报告题目:The Schrodinger flow
报告人:陈波 助理教授 (华南理工大学)
邀请人:江瑞奇
报告时间:
l Lecture 1: 2022-12-06(星期二) 09:30-11:00
腾讯会议:212-984-773 会议密码:202212
l Lecture 2: 2022-12-10(星期六) 09:30-11:00
腾讯会议:503-229-020 会议密码:202212
l Lecture 3: 2022-12-13(星期二) 09:30-11:00
腾讯会议:358-952-685 会议密码:202212
报告内容:The Schrodinger flow (SF) is a Hamiltonian geometric flow with deep physical backgrounds. It was proposed by W.Y. Ding and Y.D. Wang from the viewpoint of infinite dimensional symplectic geometry, and was also independently introduced from the viewpoint of integrable systems by C. Terng and K. Uhlenbeck. In this mini-course, we are concerned with the well-posed problem of the SF on compact manifolds with or without boundary.

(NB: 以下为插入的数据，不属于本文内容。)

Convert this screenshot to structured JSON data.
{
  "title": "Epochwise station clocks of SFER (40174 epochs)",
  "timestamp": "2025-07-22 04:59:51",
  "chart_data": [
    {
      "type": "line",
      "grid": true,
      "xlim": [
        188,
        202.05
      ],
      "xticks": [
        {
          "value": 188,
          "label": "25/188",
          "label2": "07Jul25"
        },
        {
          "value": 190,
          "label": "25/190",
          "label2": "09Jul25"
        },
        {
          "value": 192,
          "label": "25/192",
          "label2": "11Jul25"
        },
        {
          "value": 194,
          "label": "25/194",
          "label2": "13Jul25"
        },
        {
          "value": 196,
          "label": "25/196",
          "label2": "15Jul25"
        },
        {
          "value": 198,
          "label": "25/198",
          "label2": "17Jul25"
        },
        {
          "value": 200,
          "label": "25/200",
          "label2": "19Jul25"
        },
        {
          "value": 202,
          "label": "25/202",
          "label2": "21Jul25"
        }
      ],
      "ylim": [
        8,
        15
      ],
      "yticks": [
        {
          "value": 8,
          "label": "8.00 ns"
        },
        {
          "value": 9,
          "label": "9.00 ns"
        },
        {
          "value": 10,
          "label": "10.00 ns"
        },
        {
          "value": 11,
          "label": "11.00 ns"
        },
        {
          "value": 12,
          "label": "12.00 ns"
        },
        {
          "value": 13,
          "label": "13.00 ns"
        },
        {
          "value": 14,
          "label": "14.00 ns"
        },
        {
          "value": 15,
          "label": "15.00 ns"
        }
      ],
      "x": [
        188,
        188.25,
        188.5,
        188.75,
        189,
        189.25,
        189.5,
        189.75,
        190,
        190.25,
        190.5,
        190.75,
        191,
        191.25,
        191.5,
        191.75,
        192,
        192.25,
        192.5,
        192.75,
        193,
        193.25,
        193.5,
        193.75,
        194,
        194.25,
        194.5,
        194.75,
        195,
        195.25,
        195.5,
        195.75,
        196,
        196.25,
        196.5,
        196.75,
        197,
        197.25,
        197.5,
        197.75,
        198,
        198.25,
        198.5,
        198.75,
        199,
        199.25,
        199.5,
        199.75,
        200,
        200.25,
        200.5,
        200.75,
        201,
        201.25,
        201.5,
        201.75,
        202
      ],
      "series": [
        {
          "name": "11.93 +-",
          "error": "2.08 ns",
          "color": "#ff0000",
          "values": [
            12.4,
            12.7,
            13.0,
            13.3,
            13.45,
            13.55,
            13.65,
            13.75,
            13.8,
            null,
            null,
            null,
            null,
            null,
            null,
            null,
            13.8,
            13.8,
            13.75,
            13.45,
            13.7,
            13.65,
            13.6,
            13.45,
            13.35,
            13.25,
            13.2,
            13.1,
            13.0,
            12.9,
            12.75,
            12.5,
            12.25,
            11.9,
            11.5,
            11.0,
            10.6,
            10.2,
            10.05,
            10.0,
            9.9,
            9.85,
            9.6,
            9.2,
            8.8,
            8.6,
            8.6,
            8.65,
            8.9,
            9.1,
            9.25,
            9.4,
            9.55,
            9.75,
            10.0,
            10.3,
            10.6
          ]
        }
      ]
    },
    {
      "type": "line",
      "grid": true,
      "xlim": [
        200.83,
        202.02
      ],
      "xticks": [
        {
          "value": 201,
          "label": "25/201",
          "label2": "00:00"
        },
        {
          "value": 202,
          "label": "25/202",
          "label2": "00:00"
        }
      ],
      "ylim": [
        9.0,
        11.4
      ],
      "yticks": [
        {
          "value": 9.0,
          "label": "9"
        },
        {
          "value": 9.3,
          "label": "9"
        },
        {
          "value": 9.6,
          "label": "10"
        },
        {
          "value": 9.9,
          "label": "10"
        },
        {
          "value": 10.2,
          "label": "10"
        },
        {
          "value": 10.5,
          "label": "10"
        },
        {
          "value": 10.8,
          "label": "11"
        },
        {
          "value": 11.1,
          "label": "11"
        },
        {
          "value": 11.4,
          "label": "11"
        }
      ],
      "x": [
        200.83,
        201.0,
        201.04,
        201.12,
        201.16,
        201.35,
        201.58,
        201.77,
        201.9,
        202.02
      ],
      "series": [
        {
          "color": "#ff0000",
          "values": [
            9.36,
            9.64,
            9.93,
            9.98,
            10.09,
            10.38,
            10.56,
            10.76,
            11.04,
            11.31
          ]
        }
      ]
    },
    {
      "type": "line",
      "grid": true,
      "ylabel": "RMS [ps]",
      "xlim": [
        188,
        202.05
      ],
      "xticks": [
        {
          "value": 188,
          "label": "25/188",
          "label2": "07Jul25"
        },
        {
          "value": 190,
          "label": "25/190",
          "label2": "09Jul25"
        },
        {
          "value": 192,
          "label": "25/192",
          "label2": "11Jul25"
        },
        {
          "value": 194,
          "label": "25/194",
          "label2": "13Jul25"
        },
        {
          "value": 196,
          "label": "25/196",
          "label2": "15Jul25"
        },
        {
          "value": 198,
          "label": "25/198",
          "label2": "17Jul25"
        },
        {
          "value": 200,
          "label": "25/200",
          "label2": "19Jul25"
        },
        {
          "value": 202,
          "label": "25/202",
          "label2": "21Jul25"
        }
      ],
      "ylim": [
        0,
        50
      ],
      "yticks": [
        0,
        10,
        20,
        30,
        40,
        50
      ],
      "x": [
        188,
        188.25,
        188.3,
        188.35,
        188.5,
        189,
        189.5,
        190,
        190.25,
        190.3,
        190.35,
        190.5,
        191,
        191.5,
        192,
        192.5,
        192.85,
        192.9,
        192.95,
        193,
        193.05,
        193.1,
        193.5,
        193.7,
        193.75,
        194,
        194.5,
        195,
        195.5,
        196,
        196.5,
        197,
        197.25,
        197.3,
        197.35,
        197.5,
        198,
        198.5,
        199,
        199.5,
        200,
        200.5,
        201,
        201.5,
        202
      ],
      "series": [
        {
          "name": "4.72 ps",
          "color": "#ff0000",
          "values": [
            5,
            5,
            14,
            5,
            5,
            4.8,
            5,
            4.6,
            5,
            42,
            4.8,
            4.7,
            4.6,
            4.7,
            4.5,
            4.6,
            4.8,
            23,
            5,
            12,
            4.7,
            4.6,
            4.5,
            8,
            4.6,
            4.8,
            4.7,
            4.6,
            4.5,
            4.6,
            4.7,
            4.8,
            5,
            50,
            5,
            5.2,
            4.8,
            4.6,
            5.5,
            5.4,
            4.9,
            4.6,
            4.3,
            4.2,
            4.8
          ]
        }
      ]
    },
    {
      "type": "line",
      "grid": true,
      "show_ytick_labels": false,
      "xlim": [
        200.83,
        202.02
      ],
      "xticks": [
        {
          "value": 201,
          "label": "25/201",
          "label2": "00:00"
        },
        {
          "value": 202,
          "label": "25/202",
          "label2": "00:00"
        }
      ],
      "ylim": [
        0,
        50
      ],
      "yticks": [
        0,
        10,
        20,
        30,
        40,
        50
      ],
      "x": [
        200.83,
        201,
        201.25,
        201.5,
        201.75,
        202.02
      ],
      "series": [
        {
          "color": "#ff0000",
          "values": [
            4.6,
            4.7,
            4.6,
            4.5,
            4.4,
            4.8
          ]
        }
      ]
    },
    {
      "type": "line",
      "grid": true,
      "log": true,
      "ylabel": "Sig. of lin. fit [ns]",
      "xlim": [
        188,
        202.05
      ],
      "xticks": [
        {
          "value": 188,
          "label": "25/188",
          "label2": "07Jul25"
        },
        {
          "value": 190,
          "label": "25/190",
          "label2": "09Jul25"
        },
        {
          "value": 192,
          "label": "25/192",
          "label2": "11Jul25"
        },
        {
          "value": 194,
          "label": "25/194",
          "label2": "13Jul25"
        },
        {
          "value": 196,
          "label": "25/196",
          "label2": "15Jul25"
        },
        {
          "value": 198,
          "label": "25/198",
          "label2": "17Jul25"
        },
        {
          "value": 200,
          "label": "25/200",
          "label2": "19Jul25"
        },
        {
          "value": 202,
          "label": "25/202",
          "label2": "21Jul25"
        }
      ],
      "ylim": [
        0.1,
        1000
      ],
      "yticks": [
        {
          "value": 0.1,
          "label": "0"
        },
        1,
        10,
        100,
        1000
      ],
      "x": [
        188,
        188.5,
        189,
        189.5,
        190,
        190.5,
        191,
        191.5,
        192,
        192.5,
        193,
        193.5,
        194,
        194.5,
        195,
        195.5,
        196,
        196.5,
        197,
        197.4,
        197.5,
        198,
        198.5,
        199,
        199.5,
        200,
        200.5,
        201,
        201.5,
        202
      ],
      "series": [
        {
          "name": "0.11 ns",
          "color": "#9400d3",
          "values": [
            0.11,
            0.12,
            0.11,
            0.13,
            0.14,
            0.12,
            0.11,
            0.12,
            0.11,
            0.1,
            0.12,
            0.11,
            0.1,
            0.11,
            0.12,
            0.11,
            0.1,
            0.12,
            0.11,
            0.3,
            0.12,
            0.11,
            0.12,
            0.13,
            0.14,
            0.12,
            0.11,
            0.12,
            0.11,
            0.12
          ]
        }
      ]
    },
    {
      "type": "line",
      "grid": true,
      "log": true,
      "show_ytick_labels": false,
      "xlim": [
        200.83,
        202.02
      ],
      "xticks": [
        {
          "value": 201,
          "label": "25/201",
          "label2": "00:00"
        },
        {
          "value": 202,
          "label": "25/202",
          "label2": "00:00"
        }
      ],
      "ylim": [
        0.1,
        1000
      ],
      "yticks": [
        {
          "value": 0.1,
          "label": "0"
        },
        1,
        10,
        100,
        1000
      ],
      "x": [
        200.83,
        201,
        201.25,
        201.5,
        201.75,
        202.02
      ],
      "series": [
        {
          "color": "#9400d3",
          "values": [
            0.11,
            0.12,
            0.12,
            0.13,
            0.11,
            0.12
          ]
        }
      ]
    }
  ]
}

l Lecture 1: After a brief review of the definition and the backgrounds of the SF, we show the existence of global weak solutions to this flow from compact manifolds into S^2;
l Lecture 2: We prove the existence of local regular solutions to the SF on closed manifolds.
l Lecture 3: We show the existence of local regular solutions to the Neumann problem of the SF from 3-dimensional compact manifolds into S^2 .
报告人简介:陈波的研究方向为几何分析,尤其是在具有物理背景的几何方程——the Schrodinger flow、Yang-Mills-Higgs fields等取得了不错的成果,相关结果发表在Trans. Amer. Math. Soc, Int. Math. Res. Not. IMRN, Commun. Pure Appl. Anal.等学术期刊上。